Ankara Savaşı sonrasıydı. Yıldırım Beyazid mağlup ve esir olmuştu. Ancak bir Türk hükümdarı olduğu için töreye uyuldu ve silahı alınmadı. Timur, Batı Anadolu’ya yaptığı sefer sırasında esir Osmanlı Padişahı Yıldırım Bayazid’i yanında götürdü. Rivayete göre onun, huzurunda eğilmesini çok istiyor; Yıldırım da bunu hissettiği için, aslâ tâviz vermiyordu.

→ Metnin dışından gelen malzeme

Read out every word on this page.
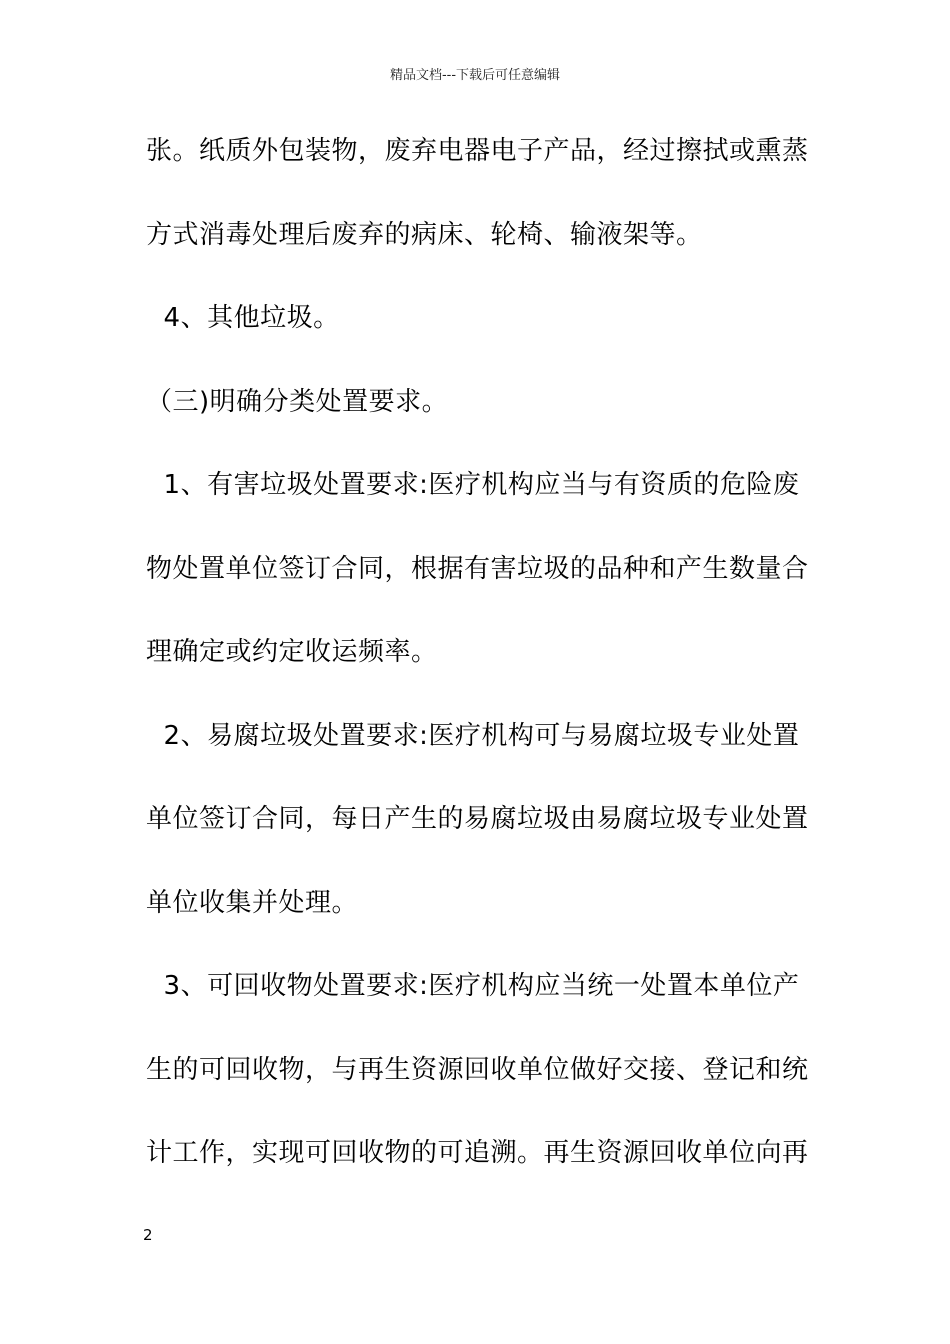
精品文档---下载后可任意编辑
张。纸质外包装物，废弃电器电子产品，经过擦拭或熏蒸
方式消毒处理后废弃的病床、轮椅、输液架等。
4、其他垃圾。
（三)明确分类处置要求。
1、有害垃圾处置要求:医疗机构应当与有资质的危险废
物处置单位签订合同，根据有害垃圾的品种和产生数量合
理确定或约定收运频率。
2、易腐垃圾处置要求:医疗机构可与易腐垃圾专业处置
单位签订合同，每日产生的易腐垃圾由易腐垃圾专业处置
单位收集并处理。
3、可回收物处置要求:医疗机构应当统一处置本单位产
生的可回收物，与再生资源回收单位做好交接、登记和统
计工作，实现可回收物的可追溯。再生资源回收单位向再
2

 Timur, Isparta bölgesinde bulunan Eğirdir kalesini aldıktan sonra Akşehir yakınlarında ordusu ile birlikte otağ kurup mola verdi. Timur’un otağının giriş kısmı yani kapısı yere yakın olacak şekilde yapılmıştı. Nihayet Timur, girişi alçacık olan bu otağa girip içine oturdu ve Yıldırım’ı huzuruna istedi.

Yıldırım Bayazid gururlu bir padişahtı. Timur’un otağının kapısına gelince alçak kapıyı gördü. Belinden kılıcını sıyırıp bütün pazu kuvvetiyle aşağıdan yukarıya çaldı. Sahtiyandan(1) mâmul yani işlenmiş ve boyanmış keçi derisinden yapılan otağ, tam da Yıldırım’ın boyu kadar yarılmıştı. Kılıcını kınına koydu ve dimdik Timur’un huzura girdi. Gururundan hiçbir şey kaybetmemişti ve galibin önünde eğilmeyi zül addediyordu. Yıldırım Bayazid hayatının bu en zilletli anında tam bir yaralı aslan gibiydi.

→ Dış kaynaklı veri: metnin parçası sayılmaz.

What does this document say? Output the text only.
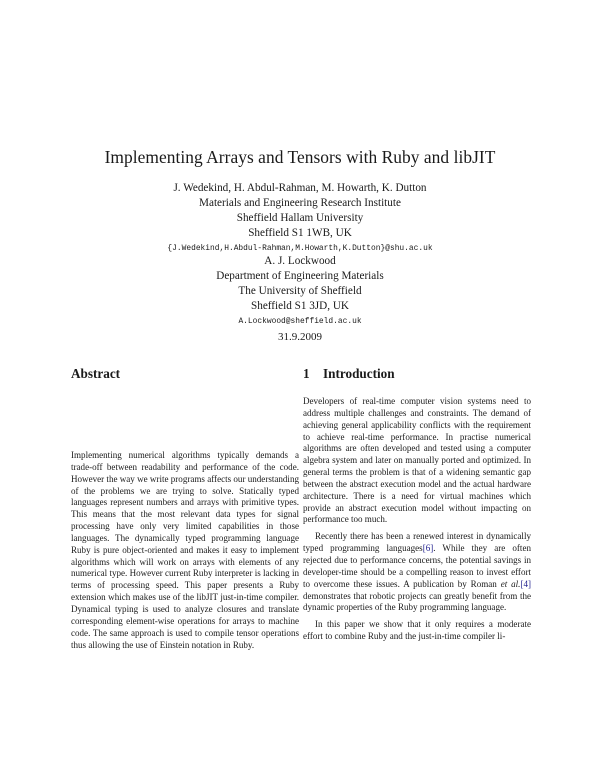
Implementing Arrays and Tensors with Ruby and libJIT
J. Wedekind, H. Abdul-Rahman, M. Howarth, K. Dutton
Materials and Engineering Research Institute
Sheffield Hallam University
Sheffield S1 1WB, UK
{J.Wedekind,H.Abdul-Rahman,M.Howarth,K.Dutton}@shu.ac.uk
A. J. Lockwood
Department of Engineering Materials
The University of Sheffield
Sheffield S1 3JD, UK
A.Lockwood@sheffield.ac.uk
31.9.2009
Abstract	1 Introduction

Implementing numerical algorithms typically demands a trade-off between readability and performance of the code. However the way we write programs affects our understanding of the problems we are trying to solve. Statically typed languages represent numbers and arrays with primitive types. This means that the most relevant data types for signal processing have only very limited capabilities in those languages. The dynamically typed programming language Ruby is pure object-oriented and makes it easy to implement algorithms which will work on arrays with elements of any numerical type. However current Ruby interpreter is lacking in terms of processing speed. This paper presents a Ruby extension which makes use of the libJIT just-in-time compiler. Dynamical typing is used to analyze closures and translate corresponding element-wise operations for arrays to machine code. The same approach is used to compile tensor operations thus allowing the use of Einstein notation in Ruby.

Developers of real-time computer vision systems need to address multiple challenges and constraints. The demand of achieving general applicability conflicts with the requirement to achieve real-time performance. In practise numerical algorithms are often developed and tested using a computer algebra system and later on manually ported and optimized. In general terms the problem is that of a widening semantic gap between the abstract execution model and the actual hardware architecture. There is a need for virtual machines which provide an abstract execution model without impacting on performance too much.

Recently there has been a renewed interest in dynamically typed programming languages[6]. While they are often rejected due to performance concerns, the potential savings in developer-time should be a compelling reason to invest effort to overcome these issues. A publication by Roman et al.[4] demonstrates that robotic projects can greatly benefit from the dynamic properties of the Ruby programming language.

In this paper we show that it only requires a moderate effort to combine Ruby and the just-in-time compiler li-
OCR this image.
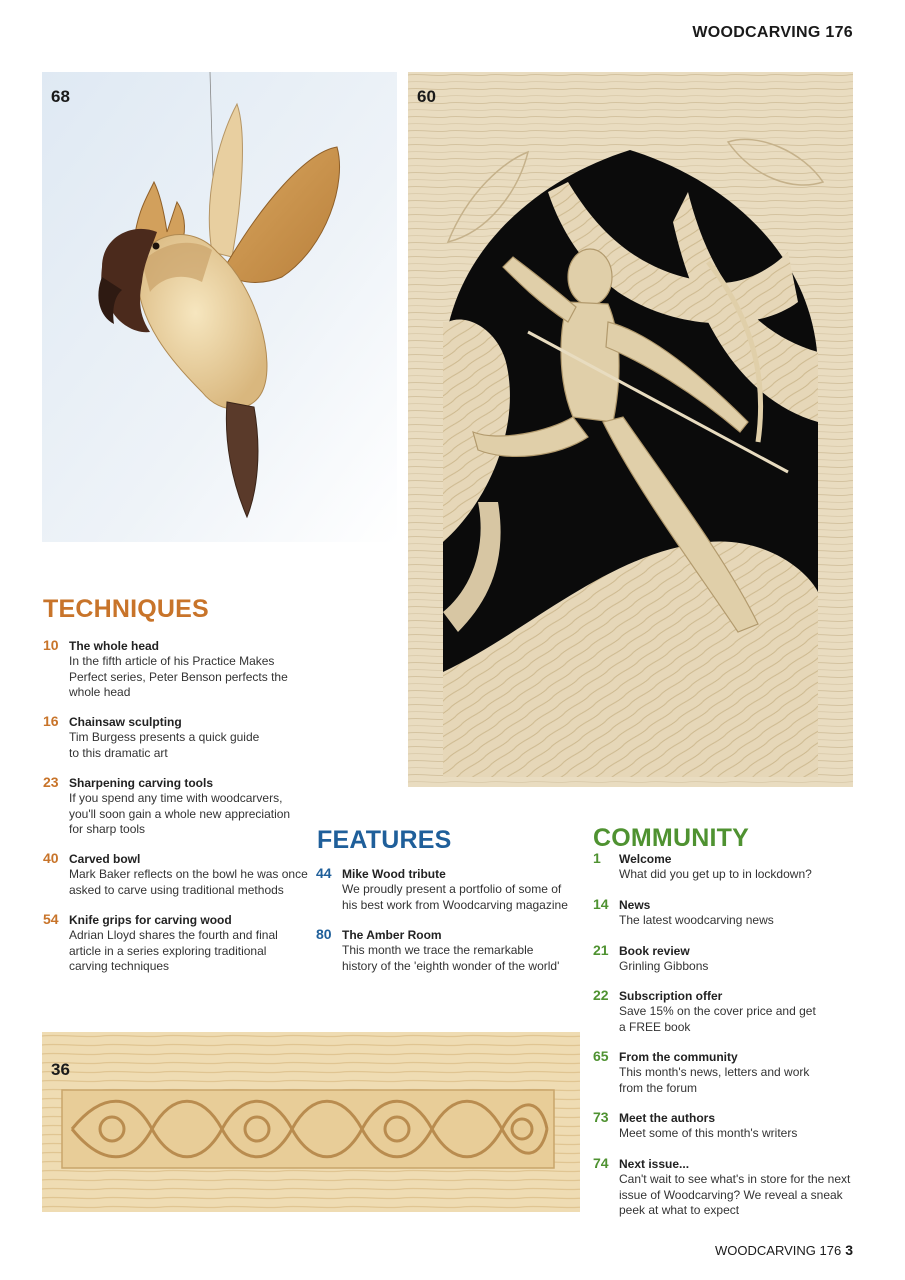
WOODCARVING 176
68	60
36
TECHNIQUES
10 The whole head
In the fifth article of his Practice Makes
Perfect series, Peter Benson perfects the
whole head
16 Chainsaw sculpting
Tim Burgess presents a quick guide
to this dramatic art
23 Sharpening carving tools
If you spend any time with woodcarvers,
you'll soon gain a whole new appreciation
for sharp tools
40 Carved bowl
Mark Baker reflects on the bowl he was once
asked to carve using traditional methods
54 Knife grips for carving wood
Adrian Lloyd shares the fourth and final
article in a series exploring traditional
carving techniques
FEATURES
44 Mike Wood tribute
We proudly present a portfolio of some of
his best work from Woodcarving magazine
80 The Amber Room
This month we trace the remarkable
history of the 'eighth wonder of the world'
COMMUNITY
1 Welcome
What did you get up to in lockdown?
14 News
The latest woodcarving news
21 Book review
Grinling Gibbons
22 Subscription offer
Save 15% on the cover price and get
a FREE book
65 From the community
This month's news, letters and work
from the forum
73 Meet the authors
Meet some of this month's writers
74 Next issue...
Can't wait to see what's in store for the next
issue of Woodcarving? We reveal a sneak
peek at what to expect
WOODCARVING 176 3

 Bunun üzerine Timur, Yıldırım’ı Akşehir’de muhafaza altına aldırdı. Yani Akşehir’de Seyit Mahmut Hayrani Türbesi yakınlarında bulunan Ferruh Şah Mescidi alt kısmına hapsettirdi.

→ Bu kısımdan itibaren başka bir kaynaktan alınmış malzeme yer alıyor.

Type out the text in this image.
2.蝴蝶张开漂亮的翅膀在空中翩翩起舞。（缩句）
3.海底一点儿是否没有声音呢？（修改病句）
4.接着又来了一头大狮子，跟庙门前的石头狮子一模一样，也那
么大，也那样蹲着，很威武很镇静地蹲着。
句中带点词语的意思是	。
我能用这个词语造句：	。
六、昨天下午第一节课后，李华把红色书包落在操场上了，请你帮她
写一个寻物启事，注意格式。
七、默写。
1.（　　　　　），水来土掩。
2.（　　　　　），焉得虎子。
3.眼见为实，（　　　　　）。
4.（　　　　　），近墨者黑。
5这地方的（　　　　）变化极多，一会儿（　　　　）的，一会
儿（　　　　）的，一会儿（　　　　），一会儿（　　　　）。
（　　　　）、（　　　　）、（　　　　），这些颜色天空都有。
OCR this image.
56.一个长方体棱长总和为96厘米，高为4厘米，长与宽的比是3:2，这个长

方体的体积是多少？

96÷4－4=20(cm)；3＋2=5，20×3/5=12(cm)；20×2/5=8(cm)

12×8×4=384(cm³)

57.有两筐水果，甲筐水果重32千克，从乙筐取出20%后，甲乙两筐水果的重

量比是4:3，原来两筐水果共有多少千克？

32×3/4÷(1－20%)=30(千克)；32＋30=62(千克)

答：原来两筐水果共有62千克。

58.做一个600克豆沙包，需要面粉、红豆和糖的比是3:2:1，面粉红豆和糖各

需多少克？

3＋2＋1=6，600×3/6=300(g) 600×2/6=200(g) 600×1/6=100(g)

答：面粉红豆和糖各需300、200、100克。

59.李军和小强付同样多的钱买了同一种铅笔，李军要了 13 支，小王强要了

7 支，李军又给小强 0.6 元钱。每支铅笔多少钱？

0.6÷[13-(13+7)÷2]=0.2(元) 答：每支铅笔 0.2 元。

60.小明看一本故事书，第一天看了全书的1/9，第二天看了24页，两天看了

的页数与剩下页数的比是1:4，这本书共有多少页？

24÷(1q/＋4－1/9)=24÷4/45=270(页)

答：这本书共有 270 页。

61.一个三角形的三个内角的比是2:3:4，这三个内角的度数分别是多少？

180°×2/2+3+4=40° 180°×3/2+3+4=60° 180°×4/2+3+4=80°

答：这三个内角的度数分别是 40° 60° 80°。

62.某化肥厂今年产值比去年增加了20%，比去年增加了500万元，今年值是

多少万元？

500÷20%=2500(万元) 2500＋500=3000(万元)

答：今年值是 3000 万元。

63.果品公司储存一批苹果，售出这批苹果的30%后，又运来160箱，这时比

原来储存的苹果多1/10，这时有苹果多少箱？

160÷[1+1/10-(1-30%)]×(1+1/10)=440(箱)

(1)SAHTİYAN DERİ: Deri insanoğlunun giyinme ihtiyacını karşılamak için kullandığı ilk malzemelerdendir. Giyinme amaçlı kullanılmasına ilave olarak, çadırlarda barınma ve avcılıkta okları koyacak sadakların yapımında ve su taşımak için kullanılmıştır. Türklerin dericiliğe başlamalarının 2000 yıl öncesine dayanmaktadır. “sahtiyan” adıyla anılan kırmızı keçi derisi imalinin Türklere ait bir buluş olduğu kabul edilmektedir. Keçi derisinin kına ile boyanması ve işlenmesi ile elde edilen ve adına sahtiyan denilen kırmızı keçi derisinin batılılar nasıl yapıldığını öğrenmek için casuslar gönderdikleri söylenir. Fransızlar tarafından gönderilen bir ermeni vatandaşın sarı ve kırmızı sahtiyanın nasıl tabakalandığını öğrenmeye çalıştığı bilinmektedir.